Heavy snow led to cancelled flights and freezing roads, hampering the Christmas travel plans for thousands across Northern Ireland
Those whose flights were cancelled yesterday were warned they may not be able to get new flights quickly because of the high volume of demand at Christmas.
Belfast International Airport was closed between 5am and 8am while snow was cleared from its runways, but the knock-on effects were felt all day.
There was travel misery etched across the faces of passengers as the first major snowfall of the winter saw 10 flights cancelled and most of the rest delayed.
A flight to Newark, a popular destination for those travelling on to New York, was delayed for almost nine hours.
Serious snowstorms across the world exasparated the situation: the east coast of the United States saw some of the worst blizzards in history and hundreds of flights were cancelled into New York while airports in Washington, Baltimore and Boston were also experiencing severe problems.
In Europe, snowstorms and sub-zero temperatures severely disrupted air, rail and road transport.
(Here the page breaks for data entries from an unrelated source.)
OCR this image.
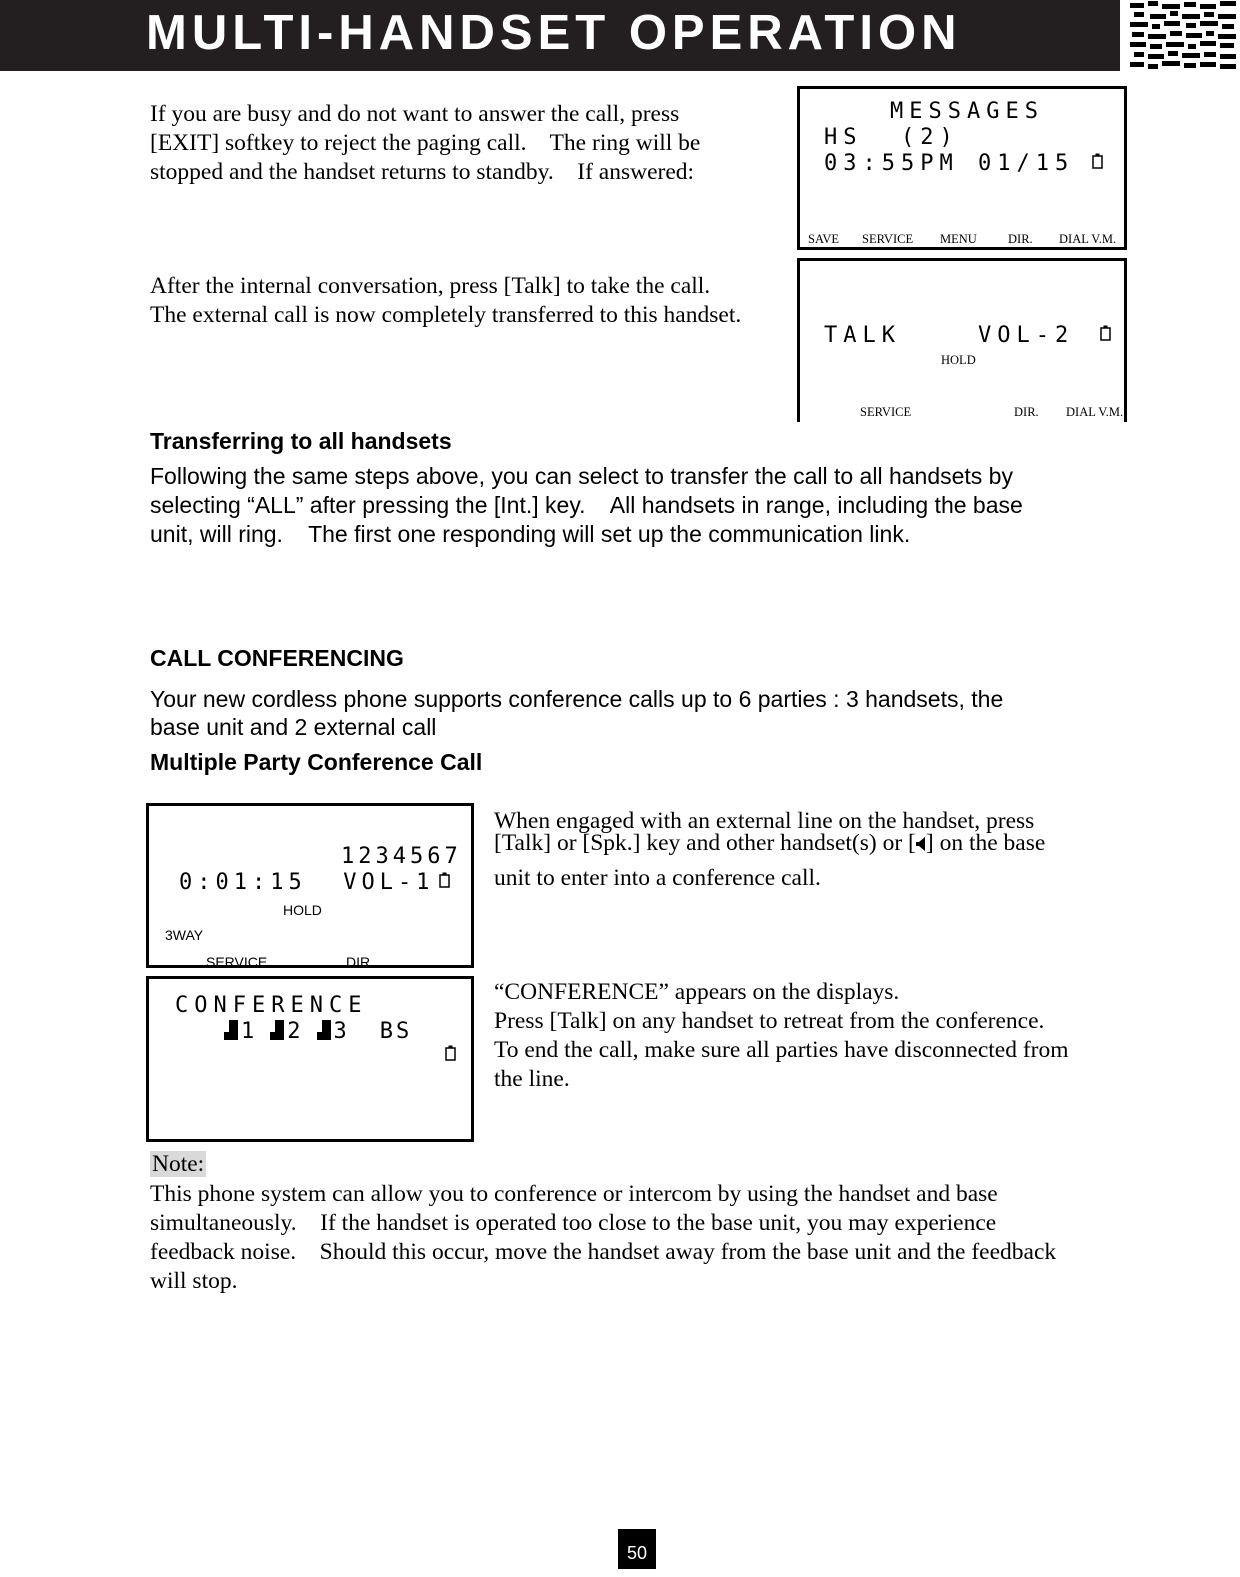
MULTI-HANDSET OPERATION
If you are busy and do not want to answer the call, press
[EXIT] softkey to reject the paging call.    The ring will be
stopped and the handset returns to standby.    If answered:
MESSAGES
HS  (2)
03:55PM 01/15
SAVE SERVICE MENU DIR. DIAL V.M.
After the internal conversation, press [Talk] to take the call.
The external call is now completely transferred to this handset.
TALK    VOL-2
HOLD
SERVICE	DIR. DIAL V.M.
Transferring to all handsets
Following the same steps above, you can select to transfer the call to all handsets by
selecting “ALL” after pressing the [Int.] key.    All handsets in range, including the base
unit, will ring.    The first one responding will set up the communication link.
CALL CONFERENCING
Your new cordless phone supports conference calls up to 6 parties : 3 handsets, the
base unit and 2 external call
Multiple Party Conference Call
1234567
0:01:15  VOL-1
HOLD
3WAY
SERVICE	DIR.
CONFERENCE
1 2 3 BS
When engaged with an external line on the handset, press
[Talk] or [Spk.] key and other handset(s) or [ ] on the base
unit to enter into a conference call.
“CONFERENCE” appears on the displays.
Press [Talk] on any handset to retreat from the conference.
To end the call, make sure all parties have disconnected from
the line.
Note:
This phone system can allow you to conference or intercom by using the handset and base
simultaneously.    If the handset is operated too close to the base unit, you may experience
feedback noise.    Should this occur, move the handset away from the base unit and the feedback
will stop.
50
Five flights both inbound and outbound were cancelled including Barcelona, Paris, Amsterdam, Glasgow and London Luton.
Chicago-based pop rock band Sea Bird were among the disappointed passengers who had been hoping to travel to Amsterdam.
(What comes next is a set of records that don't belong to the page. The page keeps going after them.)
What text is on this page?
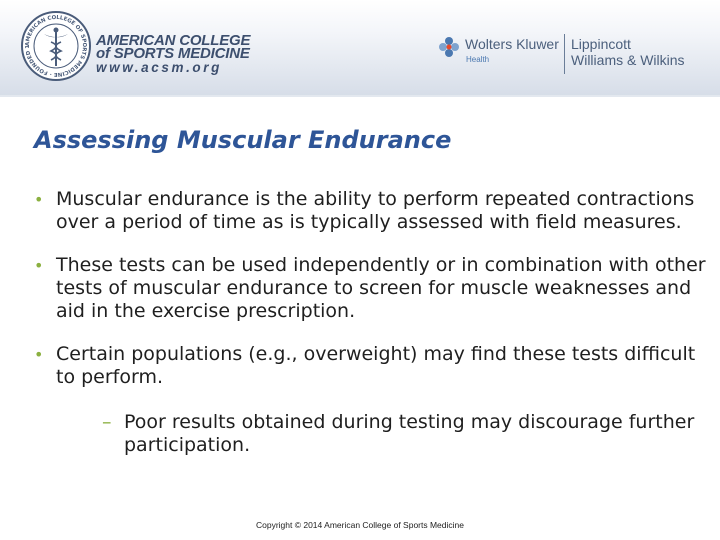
AMERICAN COLLEGE OF SPORTS MEDICINE · FOUNDED 1	AMERICAN COLLEGE
of SPORTS MEDICINE
www.acsm.org
Wolters Kluwer
Health
Lippincott
Williams & Wilkins
Assessing Muscular Endurance
• Muscular endurance is the ability to perform repeated contractions over a period of time as is typically assessed with field measures.
• These tests can be used independently or in combination with other tests of muscular endurance to screen for muscle weaknesses and aid in the exercise prescription.
• Certain populations (e.g., overweight) may find these tests difficult to perform.
– Poor results obtained during testing may discourage further participation.
Copyright © 2014 American College of Sports Medicine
The group whose track, Joy to the World, was recently featured on US soap Grey’s Anatomy were playing in Ballymena on Saturday and were due to play in Amsterdam last night, however the flight chaos pulled that schedule apart.
Paul McNeilly of Fuel Events told the Belfast Telegraph if the band could not make it to Amsterdam they would miss their connection to Chicago to get home for Christmas.
“Continental Airlines were very helpful but any seats on flights going to the States are filling up by the second,” he said.
“Within 30 seconds, 11 seats on a flight to New York went down to two. The band had a great gig in Ballymena but this is really overshadowing it.”
Passengers from the cancelled flights were put up in hotels last night in hope they could get a flight today.
Gea Van Der Veen from Hoogeveen in the Netherlands had been visiting Belfast for an international town council conference.
She said most of her colleagues had been able to fly from Dublin while she was the only one from her delegation who could not get home.
“I just hope I am able to get home. They say there is going to be even more snow,” she said.
Ikrame Rahmoumi from Zwolle in the Netherlands was travelling home after studying in Belfast.
“Even if I could get the flight, the trains are stopped so I would be stuck at the airport there,” she said.
Phil Thompson from south Belfast was beginning to rethink his short break to London to see a Sex Pistols tribute band at the Brixton Academy.
“They are not able to tell us when the plane will take off, I just hope there are no other delays because I am utterly fed up waiting around.”
In Belfast International, EasyJet flights to and from Glasgow, Barcelona, Luton, Amsterdam and Paris were cancelled. A transatlantic flight was held up for nine hours while other flights faced delays of up to four hours.
An easyJet spokesman said: “”We sincerely apologise to customers who have been affected by this disruption, and are doing everything we can to minimise the delays and cancellations.”
Meanwhile the roads to Belfast International Airport were lined with cars as people waited for their loved ones to make it home to the province for Christmas.
Laughs were thin on the ground for up to 4,000 comedy fans after Mock the Week panelist Russell Howard postponed a gig at Belfast’s Odyssey Arena last night due to his difficulties travelling from snow-struck Manchester Airport, which was closed until yesterday afternoon.
There was disruption at other UK airports from Glasgow Airport to Bristol Airport as all struggled to cope with snow on their own runways, as well as the knock-on effect of wintry weather at other airports.
It wasn’t just air travel which ran into problems. Morning sailings of the Rathlin-Ballycastle ferry was cancelled though strong north-west winds rather than snow was to blame. Later crossings ran as normal. The roads were treacherous, particularly in the west of the province. Motorists reported slippery patches between Enniskillen, Fivemiletown and the Clogher Valley.